Kristol had the misfortune of standing behind a podium with a large red "Con" sign. That pretty much summed things up. "I feel that I’m here to adopt that poor orphan," he joked at the beginning.

The crowd–and the political momentum–was on Kuttner’s side. "The Bush era was conservatism’s moment," he said. "It all crashed and burned."

Like the GOP candidates, Kristol’s opening statement included a spirited defense of Ronald Reagan yet barely mentioned George W. Bush. "Reagan stopped being President eighteen years ago," Kuttner rebutted. He should tell that to the Republican presidential hopefuls in California.
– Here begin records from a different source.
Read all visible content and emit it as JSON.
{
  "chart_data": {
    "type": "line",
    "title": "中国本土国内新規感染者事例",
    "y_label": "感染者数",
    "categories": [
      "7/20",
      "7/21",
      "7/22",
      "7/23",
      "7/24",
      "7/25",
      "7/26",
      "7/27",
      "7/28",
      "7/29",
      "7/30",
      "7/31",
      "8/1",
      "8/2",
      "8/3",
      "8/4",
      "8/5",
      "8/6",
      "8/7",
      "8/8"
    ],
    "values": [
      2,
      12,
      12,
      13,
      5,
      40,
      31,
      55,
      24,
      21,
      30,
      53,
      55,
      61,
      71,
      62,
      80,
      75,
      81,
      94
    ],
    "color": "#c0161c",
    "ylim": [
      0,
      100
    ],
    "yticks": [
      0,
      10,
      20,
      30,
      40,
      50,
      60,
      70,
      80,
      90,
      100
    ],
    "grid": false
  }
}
Kristol wouldn’t back down from his vociferous support of the war in Iraq, which he helped engineer. But he was pessimistic about the GOP’s chances to retain the White House. "I bet right now that the odds are better than 50-50 that Republicans will lose in ’08," he said.
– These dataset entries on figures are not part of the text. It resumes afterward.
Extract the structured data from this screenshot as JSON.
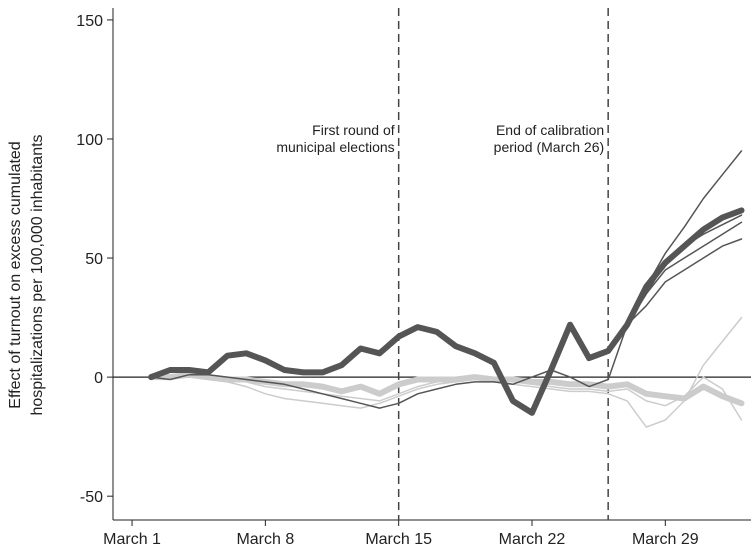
{
  "chart_data": {
    "type": "line",
    "y_label": [
      "Effect of turnout on excess cumulated",
      "hospitalizations per 100,000 inhabitants"
    ],
    "x": [
      2,
      3,
      4,
      5,
      6,
      7,
      8,
      9,
      10,
      11,
      12,
      13,
      14,
      15,
      16,
      17,
      18,
      19,
      20,
      21,
      22,
      23,
      24,
      25,
      26,
      27,
      28,
      29,
      30,
      31,
      32,
      33
    ],
    "series": [
      {
        "color": "#cccccc",
        "line_width": 1.5,
        "values": [
          0,
          0,
          0,
          -1,
          -2,
          -4,
          -7,
          -9,
          -10,
          -11,
          -12,
          -13,
          -11,
          -8,
          -5,
          -3,
          -2,
          -1,
          -2,
          -3,
          -4,
          -5,
          -6,
          -6,
          -7,
          -10,
          -21,
          -18,
          -10,
          5,
          15,
          25
        ]
      },
      {
        "color": "#cccccc",
        "line_width": 1.5,
        "values": [
          0,
          0,
          1,
          0,
          -1,
          -2,
          -4,
          -5,
          -6,
          -7,
          -8,
          -9,
          -10,
          -7,
          -4,
          -2,
          -1,
          0,
          -1,
          -2,
          -3,
          -4,
          -5,
          -5,
          -6,
          -5,
          -10,
          -12,
          -8,
          0,
          -5,
          -18
        ]
      },
      {
        "color": "#cccccc",
        "line_width": 6,
        "values": [
          0,
          0,
          1,
          0,
          -1,
          -1,
          -2,
          -3,
          -3,
          -4,
          -6,
          -4,
          -7,
          -3,
          -1,
          -1,
          -1,
          0,
          -1,
          -1,
          -2,
          -2,
          -3,
          -3,
          -4,
          -3,
          -7,
          -8,
          -9,
          -4,
          -8,
          -11
        ]
      },
      {
        "color": "#555555",
        "line_width": 1.5,
        "values": [
          0,
          -1,
          1,
          1,
          0,
          -1,
          -2,
          -3,
          -5,
          -7,
          -9,
          -11,
          -13,
          -11,
          -7,
          -5,
          -3,
          -2,
          -2,
          -3,
          0,
          3,
          0,
          -4,
          -1,
          22,
          35,
          48,
          55,
          60,
          64,
          68
        ]
      },
      {
        "color": "#555555",
        "line_width": 1.5,
        "values": [
          0,
          3,
          3,
          2,
          9,
          10,
          7,
          3,
          2,
          2,
          5,
          12,
          10,
          17,
          21,
          19,
          13,
          10,
          6,
          -10,
          -15,
          3,
          22,
          8,
          11,
          22,
          38,
          52,
          63,
          75,
          85,
          95
        ]
      },
      {
        "color": "#555555",
        "line_width": 1.5,
        "values": [
          0,
          3,
          3,
          2,
          9,
          10,
          7,
          3,
          2,
          2,
          5,
          12,
          10,
          17,
          21,
          19,
          13,
          10,
          6,
          -10,
          -15,
          3,
          22,
          8,
          11,
          22,
          35,
          45,
          50,
          55,
          60,
          65
        ]
      },
      {
        "color": "#555555",
        "line_width": 1.5,
        "values": [
          0,
          3,
          3,
          2,
          9,
          10,
          7,
          3,
          2,
          2,
          5,
          12,
          10,
          17,
          21,
          19,
          13,
          10,
          6,
          -10,
          -15,
          3,
          22,
          8,
          11,
          22,
          30,
          40,
          45,
          50,
          55,
          58
        ]
      },
      {
        "color": "#555555",
        "line_width": 6,
        "values": [
          0,
          3,
          3,
          2,
          9,
          10,
          7,
          3,
          2,
          2,
          5,
          12,
          10,
          17,
          21,
          19,
          13,
          10,
          6,
          -10,
          -15,
          3,
          22,
          8,
          11,
          22,
          38,
          48,
          55,
          62,
          67,
          70
        ]
      }
    ],
    "xlim": [
      0,
      33.5
    ],
    "xticks": [
      {
        "value": 1,
        "label": "March 1"
      },
      {
        "value": 8,
        "label": "March 8"
      },
      {
        "value": 15,
        "label": "March 15"
      },
      {
        "value": 22,
        "label": "March 22"
      },
      {
        "value": 29,
        "label": "March 29"
      }
    ],
    "ylim": [
      -60,
      155
    ],
    "yticks": [
      150,
      100,
      50,
      0,
      -50
    ],
    "reference_line_y": 0,
    "vlines": [
      {
        "x": 15,
        "label": [
          "First round of",
          "municipal elections"
        ]
      },
      {
        "x": 26,
        "label": [
          "End of calibration",
          "period (March 26)"
        ]
      }
    ],
    "grid": false
  }
}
And for a man who edits the Weekly Standard, Kristol seemed almost praiseworthy toward the Clinton’s. "A decade of Rubinomics followed by a decade of Reaganomics–I’m fine with that," he said of the Clinton’s economic policy and their guru Bob Rubin. On Iraq, he yearned for a Democrat who’d make George Bush’s war a bipartisan affair. Sadly, Joe Lieberman is not running for President again.

Kristol ended by invoking his father Irving’s old saying that a neoconservative is a "liberal mugged by reality." Soon it might be the other way around.